Aumentano soprattutto gli incidenti in itinere. Basilicata, Umbria, Trentino-Alto Adige, Sicilia, Puglia, Abruzzo e Campania in “zona rossa”

Il bilancio delle morti sul lavoro nei primi sei mesi del 2025 è drammatico: 502 vittime, 33 in più rispetto allo stesso periodo del 2024, con un incremento del 7%. I dati, elaborati dall’Osservatorio Sicurezza sul Lavoro e Ambiente Vega di Mestre, mostrano una sostanziale stabilità degli incidenti mortali avvenuti sul posto di lavoro (362, -2 rispetto al 2024), ma un’impennata del 33% per quelli in itinere, ovvero durante il tragitto casa-lavoro, che raggiungono quota 140.

La geografia del rischio
L’indice medio nazionale è di 15,1 morti ogni milione di lavoratori, ma in sette regioni il tasso supera di oltre il 25% la media nazionale: Basilicata, Umbria, Trentino-Alto Adige, Sicilia, Puglia, Abruzzo e Campania (zona rossa). In “zona arancione” Calabria, Valle d’Aosta, Veneto, Liguria e Piemonte; in “zona gialla” Toscana, Friuli-Venezia Giulia, Marche, Lombardia, Sardegna ed Emilia-Romagna; in “zona bianca” solo Molise e Lazio.

I settori più colpiti
Le Costruzioni restano il comparto più pericoloso con 53 morti, seguite da Attività Manifatturiere (50), Trasporti e Magazzinaggio (47) e Commercio (38). Il lunedì è il giorno più tragico della settimana, concentrando il 22,7% degli incidenti mortali, seguito da venerdì (19,3%) e martedì (17,1%).

Identikit delle vittime
La fascia d’età più a rischio è quella degli over 65, con un’incidenza di 47,3 morti ogni milione di occupati, seguita dai lavoratori tra 55 e 64 anni (24,4) e da quelli tra 45 e 54 anni (15,6). In valori assoluti, la fascia 55-64 anni registra il maggior numero di decessi in occasione di lavoro (130 su 362).

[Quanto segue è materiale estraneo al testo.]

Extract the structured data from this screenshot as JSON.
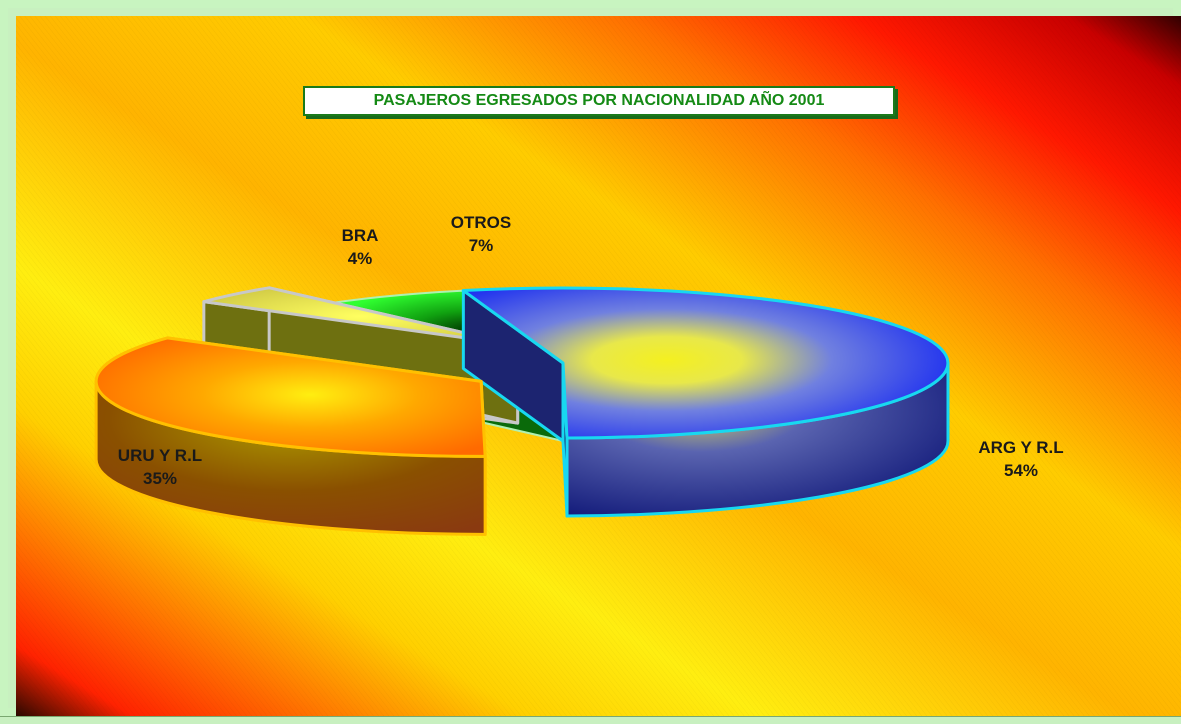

Tra le donne, 21 sono morte sul luogo di lavoro e 22 in itinere, per un totale di 43 vittime. Preoccupante anche la condizione dei lavoratori stranieri, che contano 108 decessi (75 in occasione di lavoro, 33 in itinere) e un rischio di morte doppio rispetto agli italiani: 29,8 morti per milione di occupati contro 13,4.

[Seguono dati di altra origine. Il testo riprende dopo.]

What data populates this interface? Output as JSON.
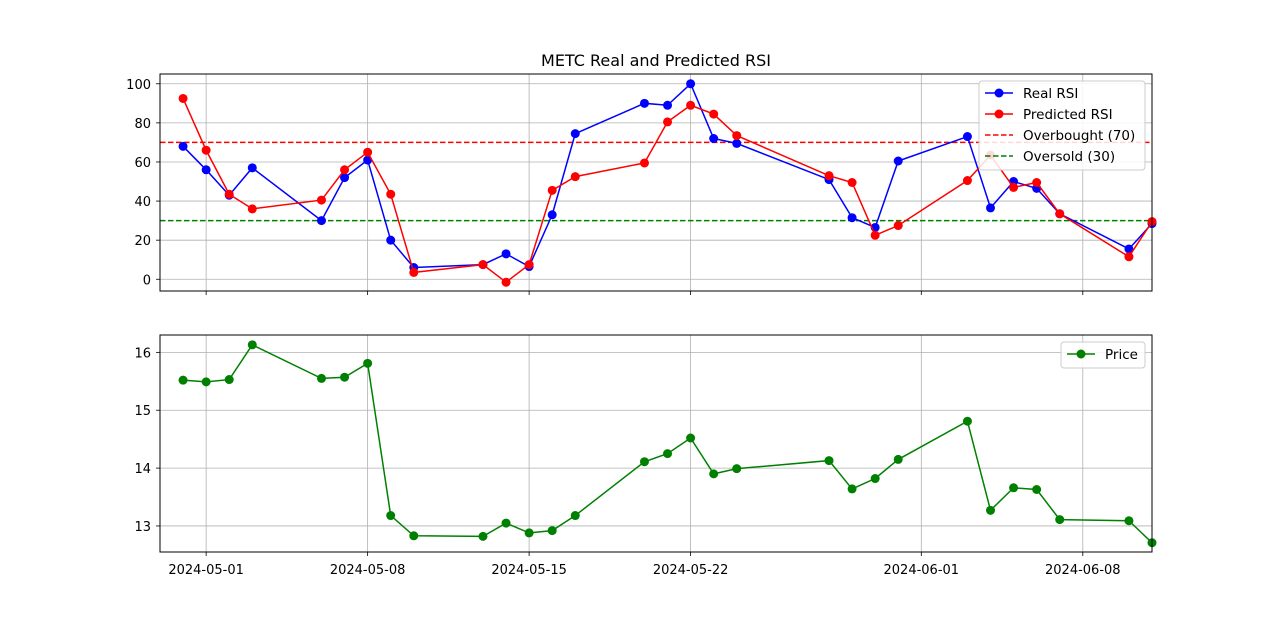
{
  "chart_data": [
    {
      "type": "line",
      "title": "METC Real and Predicted RSI",
      "xlabel": "",
      "ylabel": "",
      "ylim": [
        -6,
        105
      ],
      "yticks": [
        0,
        20,
        40,
        60,
        80,
        100
      ],
      "xlim": [
        "2024-04-29",
        "2024-06-11"
      ],
      "xticks": [
        "2024-05-01",
        "2024-05-08",
        "2024-05-15",
        "2024-05-22",
        "2024-06-01",
        "2024-06-08"
      ],
      "grid": true,
      "legend": "top-right",
      "dates": [
        "2024-04-30",
        "2024-05-01",
        "2024-05-02",
        "2024-05-03",
        "2024-05-06",
        "2024-05-07",
        "2024-05-08",
        "2024-05-09",
        "2024-05-10",
        "2024-05-13",
        "2024-05-14",
        "2024-05-15",
        "2024-05-16",
        "2024-05-17",
        "2024-05-20",
        "2024-05-21",
        "2024-05-22",
        "2024-05-23",
        "2024-05-24",
        "2024-05-28",
        "2024-05-29",
        "2024-05-30",
        "2024-05-31",
        "2024-06-03",
        "2024-06-04",
        "2024-06-05",
        "2024-06-06",
        "2024-06-07",
        "2024-06-10",
        "2024-06-11"
      ],
      "series": [
        {
          "name": "Real RSI",
          "color": "#0000ff",
          "marker": "circle",
          "values": [
            68,
            56,
            43,
            57,
            30,
            52,
            61,
            20,
            6,
            7.5,
            13,
            6.5,
            33,
            74.5,
            90,
            89,
            100,
            72,
            69.5,
            51,
            31.5,
            26.5,
            60.5,
            73,
            36.5,
            50,
            46.5,
            33.5,
            15.5,
            28.5
          ]
        },
        {
          "name": "Predicted RSI",
          "color": "#ff0000",
          "marker": "circle",
          "values": [
            92.5,
            66,
            43.5,
            36,
            40.5,
            56,
            65,
            43.5,
            3.5,
            7.5,
            -1.5,
            7.5,
            45.5,
            52.5,
            59.5,
            80.5,
            89,
            84.5,
            73.5,
            53,
            49.5,
            22.5,
            27.5,
            50.5,
            63.5,
            47,
            49.5,
            33.5,
            11.5,
            29.5
          ]
        }
      ],
      "hlines": [
        {
          "name": "Overbought (70)",
          "y": 70,
          "color": "#ff0000",
          "style": "dashed"
        },
        {
          "name": "Oversold (30)",
          "y": 30,
          "color": "#008000",
          "style": "dashed"
        }
      ]
    },
    {
      "type": "line",
      "title": "",
      "xlabel": "",
      "ylabel": "",
      "ylim": [
        12.55,
        16.3
      ],
      "yticks": [
        13,
        14,
        15,
        16
      ],
      "xlim": [
        "2024-04-29",
        "2024-06-11"
      ],
      "xticks": [
        "2024-05-01",
        "2024-05-08",
        "2024-05-15",
        "2024-05-22",
        "2024-06-01",
        "2024-06-08"
      ],
      "xticklabels": [
        "2024-05-01",
        "2024-05-08",
        "2024-05-15",
        "2024-05-22",
        "2024-06-01",
        "2024-06-08"
      ],
      "grid": true,
      "legend": "top-right",
      "dates": [
        "2024-04-30",
        "2024-05-01",
        "2024-05-02",
        "2024-05-03",
        "2024-05-06",
        "2024-05-07",
        "2024-05-08",
        "2024-05-09",
        "2024-05-10",
        "2024-05-13",
        "2024-05-14",
        "2024-05-15",
        "2024-05-16",
        "2024-05-17",
        "2024-05-20",
        "2024-05-21",
        "2024-05-22",
        "2024-05-23",
        "2024-05-24",
        "2024-05-28",
        "2024-05-29",
        "2024-05-30",
        "2024-05-31",
        "2024-06-03",
        "2024-06-04",
        "2024-06-05",
        "2024-06-06",
        "2024-06-07",
        "2024-06-10",
        "2024-06-11"
      ],
      "series": [
        {
          "name": "Price",
          "color": "#008000",
          "marker": "circle",
          "values": [
            15.52,
            15.49,
            15.53,
            16.13,
            15.55,
            15.57,
            15.81,
            13.18,
            12.83,
            12.82,
            13.05,
            12.88,
            12.92,
            13.18,
            14.11,
            14.25,
            14.52,
            13.9,
            13.99,
            14.13,
            13.64,
            13.82,
            14.15,
            14.81,
            13.27,
            13.66,
            13.63,
            13.11,
            13.09,
            12.71
          ]
        }
      ]
    }
  ]
}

Denunce di infortunio in lieve calo
Le denunce totali scendono leggermente: 299.130 contro le 299.303 dello scorso anno. Le Attività Manifatturiere restano il settore con più denunce (33.441), seguite da Costruzioni (17.740), Sanità (17.484), Commercio (15.624) e Trasporti e Magazzinaggio (15.456). Un lavoratore su cinque coinvolto in un infortunio è straniero.

Un fenomeno che non cala
“Ancora una volta – commenta Mauro Rossato, presidente dell’Osservatorio – i dati dimostrano che non riusciamo a ridurre il numero di morti sul lavoro. È una piaga costante negli anni, che richiede interventi urgenti, concreti e condivisi a livello nazionale”.